La carence en micronutriments, notamment en fer, constitue un fléau aussi bien chez les enfants de moins de 5 ans (72 % des enfants de 6 à 59 mois sont atteints d’anémie) que chez les femmes en âge de procréer (58 %) en 2017.
Plus récent, le bulletin hebdomadaire du Mobile Vulnerability Analysis and Mapping (Mvam), réalisé par le Programme alimentaire mondial (Pam), sous la supervision de la Cellule technique de suivi et appui à la gestion de la sécurité alimentaire (Ct-Sagsa/Maep), sur la période de mai à juillet 2021, a estimé à 5,1 millions, le nombre de Béninois ayant une consommation alimentaire insuffisante en raison d’une hausse notable des prix des denrées alimentaires.
Facteurs
La persistance de l’insécurité alimentaire s’explique, entre autres, par la pauvreté ; l’inexistence en général de dispositifs appropriés de prise en charge nutritionnelle, en particulier pour ce qui concerne les personnes du troisième âge ; la non disponibilité ou la faible accessibilité des aliments à haute valeur nutritive, notamment des produits protéiniques et des fruits et légumes ; la faible diversification du régime alimentaire des populations ; l’existence de tabous alimentaires. En effet, la production animale est encore marquée par les pratiques traditionnelles d’élevage des espèces bovines, ovines, porcines, caprines et des volailles. De même, la production halieutique reste confrontée à diverses contraintes qui limitent sa performance. Quant à la production agricole vivrière, elle reste déficitaire. A cela s’ajoutent l’insuffisance des pratiques d’hygiène et d’assainissement dans les unités de production, les pratiques inadéquates de conservation des produits agricoles avec des risques d’intoxication et l’insuffisance d’informations et de connaissances sur les bonnes pratiques alimentaires.

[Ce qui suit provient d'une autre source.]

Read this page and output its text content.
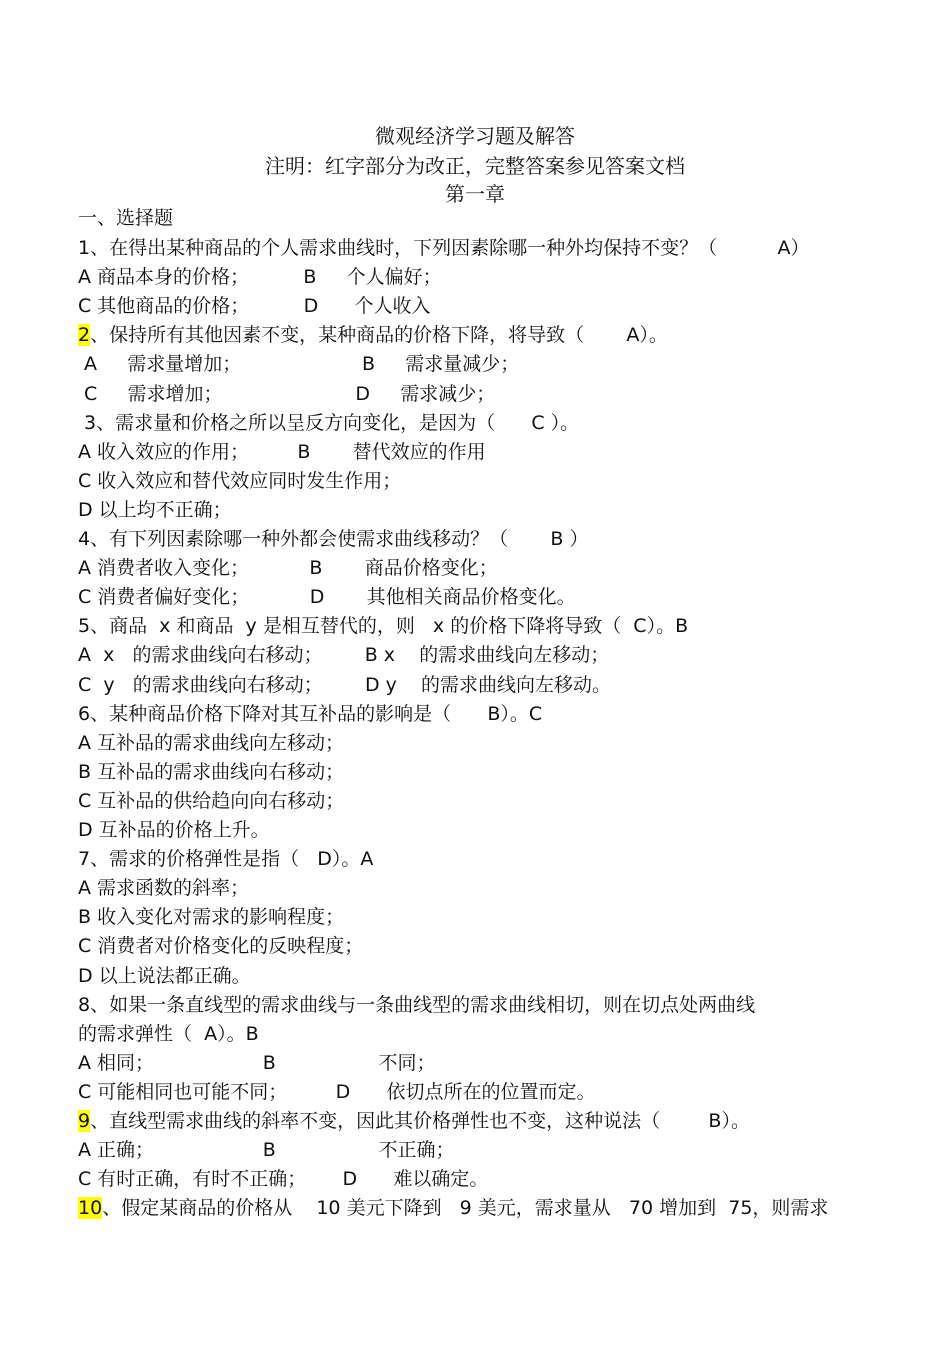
微观经济学习题及解答
注明：红字部分为改正，完整答案参见答案文档
第一章
一、选择题
1、在得出某种商品的个人需求曲线时，下列因素除哪一种外均保持不变？（          A）
A 商品本身的价格；         B     个人偏好；
C 其他商品的价格；         D      个人收入
2、保持所有其他因素不变，某种商品的价格下降，将导致（       A）。
A     需求量增加；                    B     需求量减少；
C     需求增加；                      D     需求减少；
3、需求量和价格之所以呈反方向变化，是因为（      C ）。
A 收入效应的作用；        B       替代效应的作用
C 收入效应和替代效应同时发生作用；
D 以上均不正确；
4、有下列因素除哪一种外都会使需求曲线移动？（       B ）
A 消费者收入变化；          B       商品价格变化；
C 消费者偏好变化；          D       其他相关商品价格变化。
5、商品  x 和商品  y 是相互替代的，则   x 的价格下降将导致（  C）。B
A  x   的需求曲线向右移动；       B x    的需求曲线向左移动；
C  y   的需求曲线向右移动；       D y    的需求曲线向左移动。
6、某种商品价格下降对其互补品的影响是（      B）。C
A 互补品的需求曲线向左移动；
B 互补品的需求曲线向右移动；
C 互补品的供给趋向向右移动；
D 互补品的价格上升。
7、需求的价格弹性是指（   D）。A
A 需求函数的斜率；
B 收入变化对需求的影响程度；
C 消费者对价格变化的反映程度；
D 以上说法都正确。
8、如果一条直线型的需求曲线与一条曲线型的需求曲线相切，则在切点处两曲线
的需求弹性（  A）。B
A 相同；                  B                 不同；
C 可能相同也可能不同；        D      依切点所在的位置而定。
9、直线型需求曲线的斜率不变，因此其价格弹性也不变，这种说法（        B）。
A 正确；                  B                 不正确；
C 有时正确，有时不正确；      D      难以确定。
10、假定某商品的价格从    10 美元下降到   9 美元，需求量从   70 增加到  75，则需求
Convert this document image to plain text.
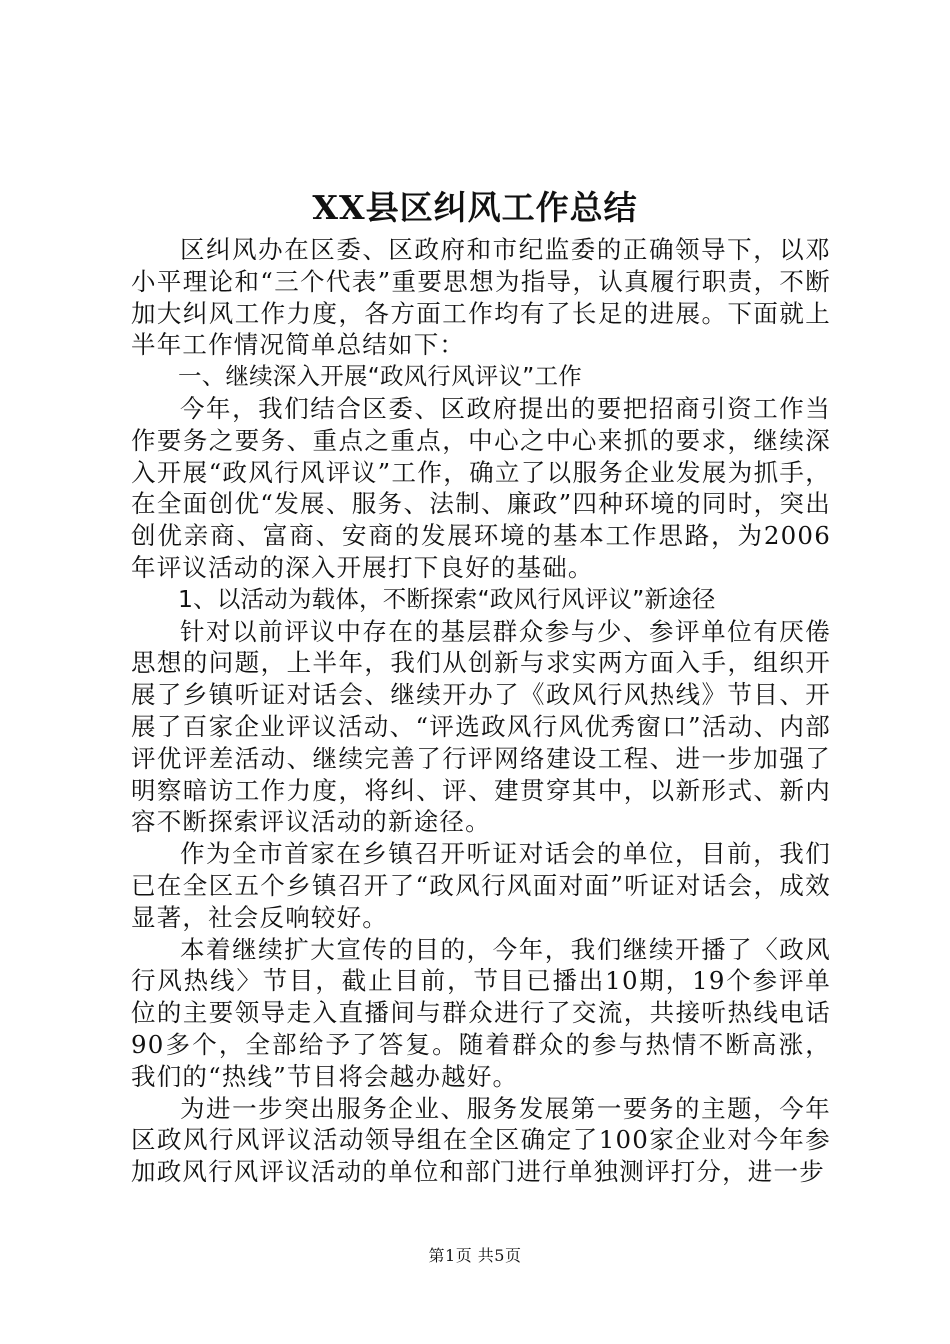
XX县区纠风工作总结

区纠风办在区委、区政府和市纪监委的正确领导下，以邓小平理论和“三个代表”重要思想为指导，认真履行职责，不断加大纠风工作力度，各方面工作均有了长足的进展。下面就上半年工作情况简单总结如下：

一、继续深入开展“政风行风评议”工作

今年，我们结合区委、区政府提出的要把招商引资工作当作要务之要务、重点之重点，中心之中心来抓的要求，继续深入开展“政风行风评议”工作，确立了以服务企业发展为抓手，在全面创优“发展、服务、法制、廉政”四种环境的同时，突出创优亲商、富商、安商的发展环境的基本工作思路，为2006年评议活动的深入开展打下良好的基础。

1、以活动为载体，不断探索“政风行风评议”新途径

针对以前评议中存在的基层群众参与少、参评单位有厌倦思想的问题，上半年，我们从创新与求实两方面入手，组织开展了乡镇听证对话会、继续开办了《政风行风热线》节目、开展了百家企业评议活动、“评选政风行风优秀窗口”活动、内部评优评差活动、继续完善了行评网络建设工程、进一步加强了明察暗访工作力度，将纠、评、建贯穿其中，以新形式、新内容不断探索评议活动的新途径。

作为全市首家在乡镇召开听证对话会的单位，目前，我们已在全区五个乡镇召开了“政风行风面对面”听证对话会，成效显著，社会反响较好。

本着继续扩大宣传的目的，今年，我们继续开播了〈政风行风热线〉节目，截止目前，节目已播出10期，19个参评单位的主要领导走入直播间与群众进行了交流，共接听热线电话90多个，全部给予了答复。随着群众的参与热情不断高涨，我们的“热线”节目将会越办越好。

为进一步突出服务企业、服务发展第一要务的主题，今年区政风行风评议活动领导组在全区确定了100家企业对今年参加政风行风评议活动的单位和部门进行单独测评打分，进一步

第1页 共5页
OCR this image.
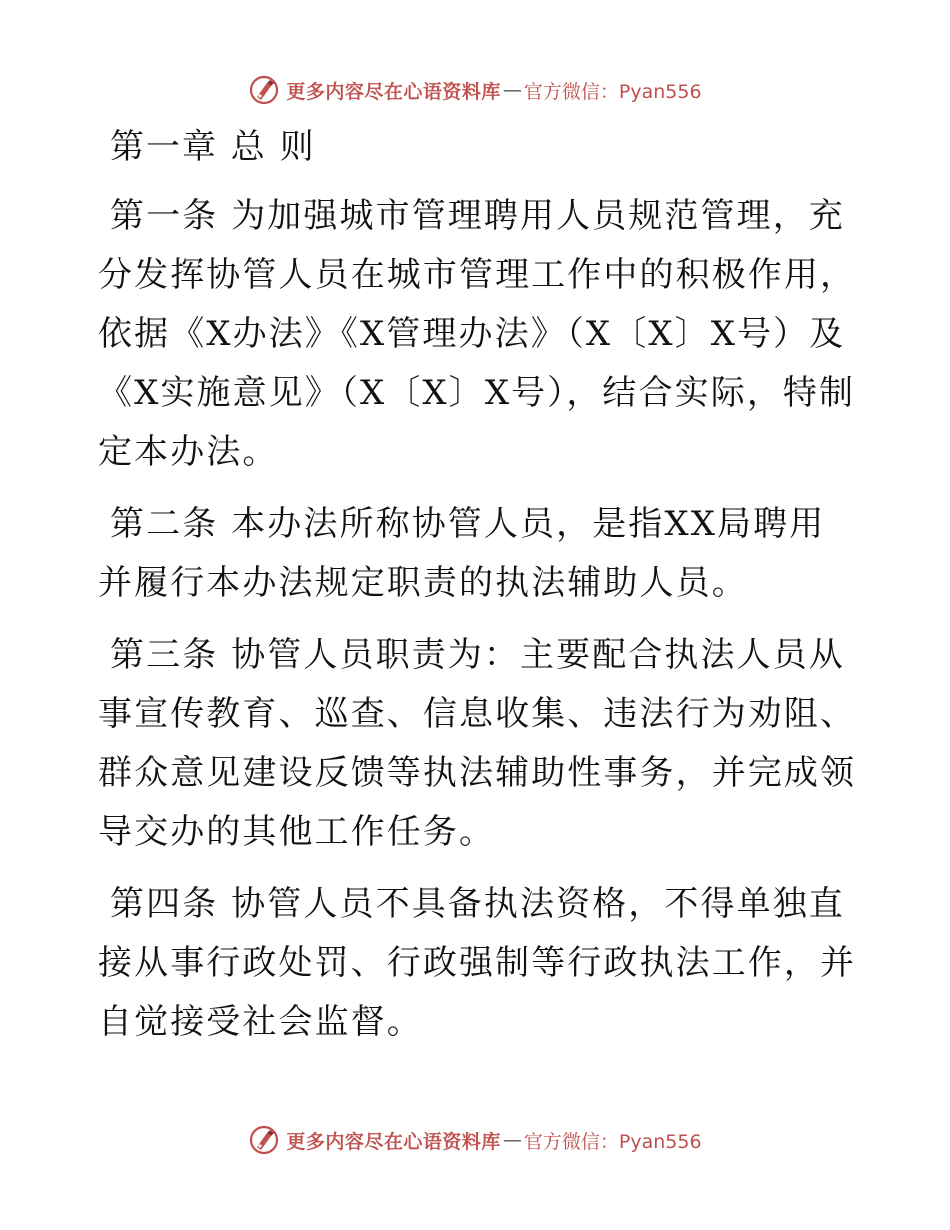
更多内容尽在心语资料库 — 官方微信：Pyan556
第一章 总 则

第一条 为加强城市管理聘用人员规范管理，充分发挥协管人员在城市管理工作中的积极作用，依据《X办法》《X管理办法》（X〔X〕X号）及《X实施意见》（X〔X〕X号），结合实际，特制定本办法。

第二条 本办法所称协管人员，是指XX局聘用并履行本办法规定职责的执法辅助人员。

第三条 协管人员职责为：主要配合执法人员从事宣传教育、巡查、信息收集、违法行为劝阻、群众意见建设反馈等执法辅助性事务，并完成领导交办的其他工作任务。

第四条 协管人员不具备执法资格，不得单独直接从事行政处罚、行政强制等行政执法工作，并自觉接受社会监督。

更多内容尽在心语资料库 — 官方微信：Pyan556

Tous ces facteurs font qu’environ 98 % de la population adulte du Bénin présente le risque de contracter une maladie non transmissible (ministère de la Santé, Pnds 2018-2022). La surcharge pondérale (surpoids + obésité) est élevée (23,2 % en 2015) avec une prédominance féminine à 27,2 % à l’échelle nationale et un rebond de l’obésité morbide (indice de masse corporelle = 30) à 26,2 %, selon les données de l’Enquête nationale sur les maladies non transmissibles (Steps, 2015). Le diabète (hyperglycémie) est devenu inquiétant au vu de sa prévalence estimée à 12,4 % en 2015. Les mauvaises habitudes alimentaires caractérisées par une forte consommation de glucides, de matières grasses, de sel/sodium, de sucre et d’aliments sucrés y compris les sodas, la faible consommation de fruits et légumes et d’aliments riches en fibres et le manque d’activités physiques régulières, sont autant de facteurs de la surcharge pondérale constatée au sein de la population.